Resource-based design thinking in Rest API - Time & Space Complexity
When designing REST APIs using resource-based thinking, it's important to understand how the number of resources affects the work the server does.
We want to know how the time to handle requests grows as the number of resources increases.
Analyze the time complexity of the following REST API endpoint that lists all resources.
GET /api/resources
// Server code example:
function getAllResources() {
const resources = database.getAll();
return resources.map(resource => format(resource));
}
This code fetches all resources from the database and formats each one before sending the response.
Look for repeated actions in the code.
- Primary operation: Looping over all resources to format each one.

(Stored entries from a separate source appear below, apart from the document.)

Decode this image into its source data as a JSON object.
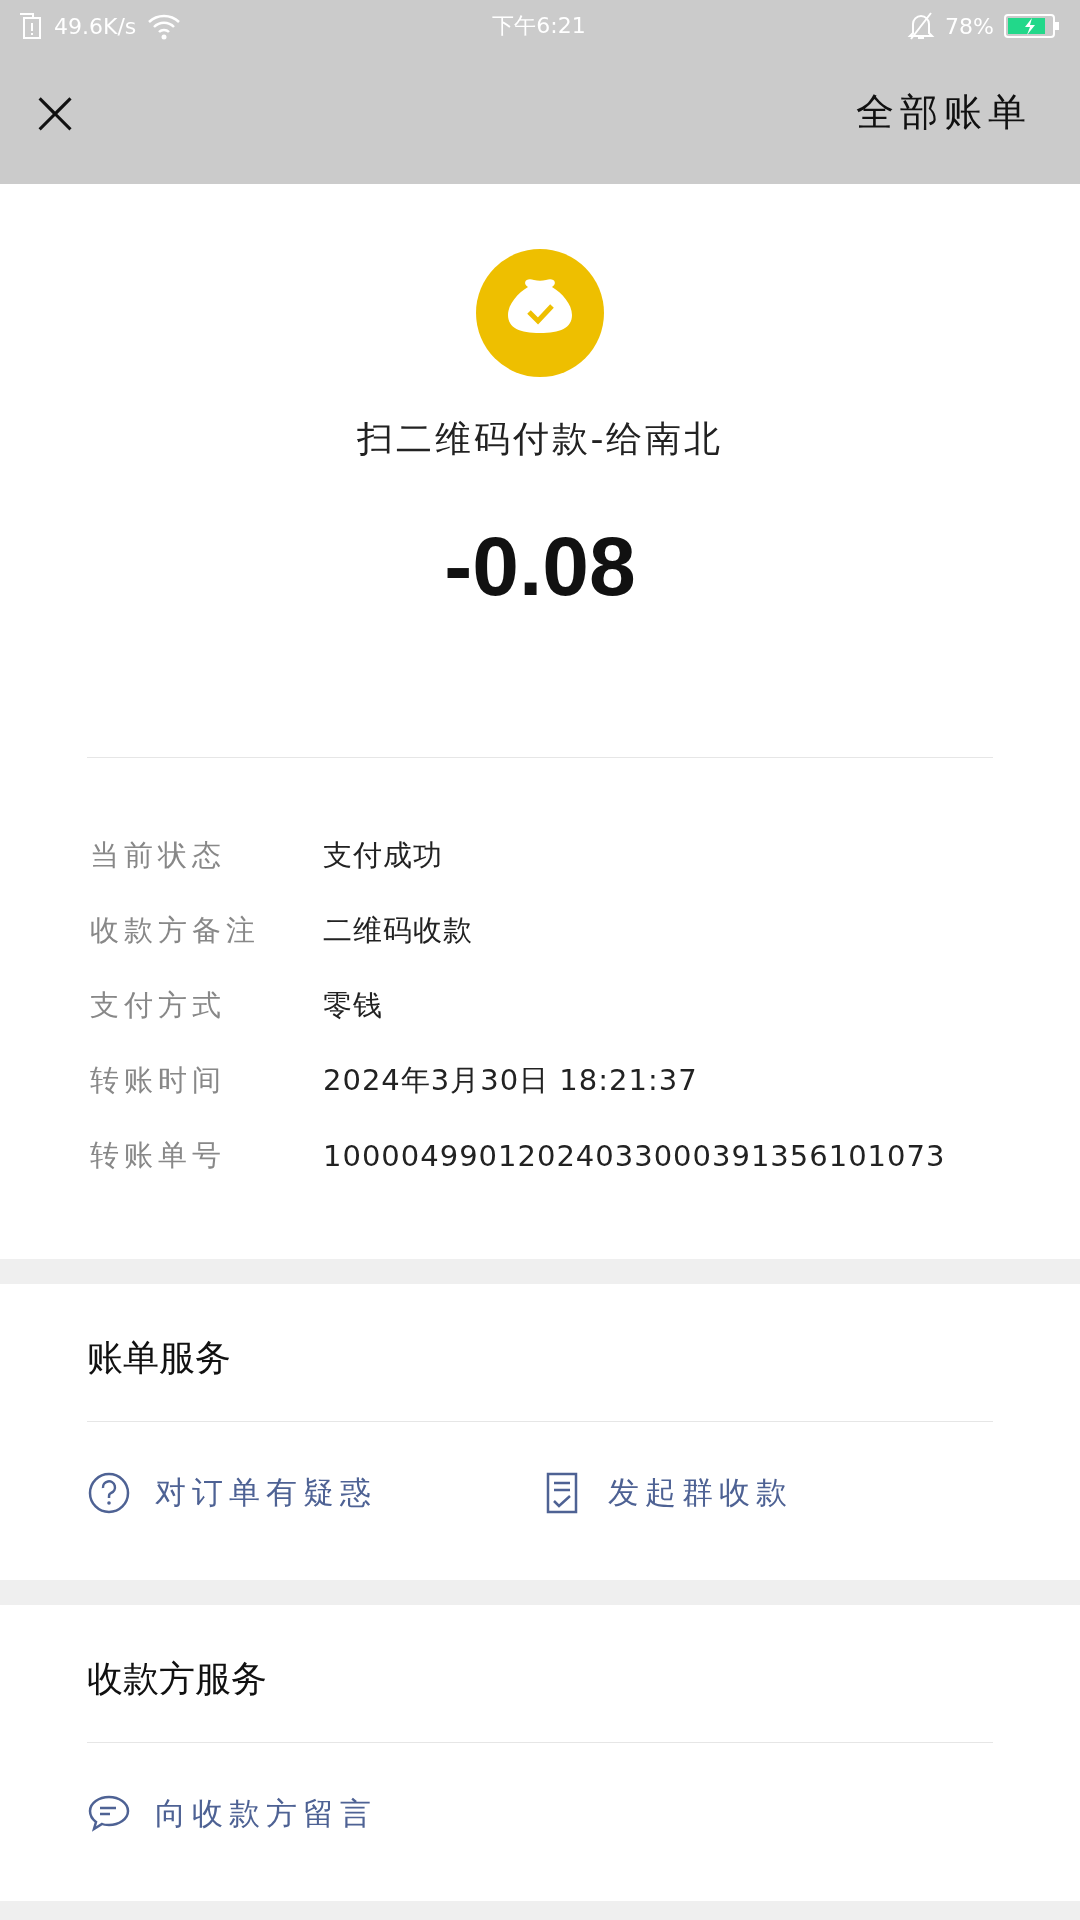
{
  "status_bar": {
    "network_speed": "49.6K/s",
    "time": "下午6:21",
    "battery": "78%"
  },
  "header": {
    "close": "×",
    "title": "全部账单"
  },
  "summary": {
    "title": "扫二维码付款-给南北",
    "amount": "-0.08"
  },
  "details": [
    {
      "label": "当前状态",
      "value": "支付成功"
    },
    {
      "label": "收款方备注",
      "value": "二维码收款"
    },
    {
      "label": "支付方式",
      "value": "零钱"
    },
    {
      "label": "转账时间",
      "value": "2024年3月30日 18:21:37"
    },
    {
      "label": "转账单号",
      "value": "10000499012024033000391356101073"
    }
  ],
  "sections": [
    {
      "title": "账单服务",
      "actions": [
        {
          "kind": "question",
          "label": "对订单有疑惑"
        },
        {
          "kind": "checklist",
          "label": "发起群收款"
        }
      ]
    },
    {
      "title": "收款方服务",
      "actions": [
        {
          "kind": "message",
          "label": "向收款方留言"
        }
      ]
    }
  ]
}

- How many times: Once for each resource in the database.
As the number of resources grows, the server does more work formatting each one.
| Input Size (n) | Approx. Operations |
|---|---|
| 10 | 10 formatting operations |
| 100 | 100 formatting operations |
| 1000 | 1000 formatting operations |
Pattern observation: The work grows directly with the number of resources.
Time Complexity: O(n)
This means the time to handle the request grows in a straight line as the number of resources increases.
[X] Wrong: "Fetching all resources is always fast because databases are optimized."
[OK] Correct: Even if the database is fast, the server still processes each resource one by one, so more resources mean more work and longer time.
Understanding how your API's work grows with data size shows you can design efficient and scalable services, a key skill in real projects.
"What if we added pagination to this API? How would the time complexity change?"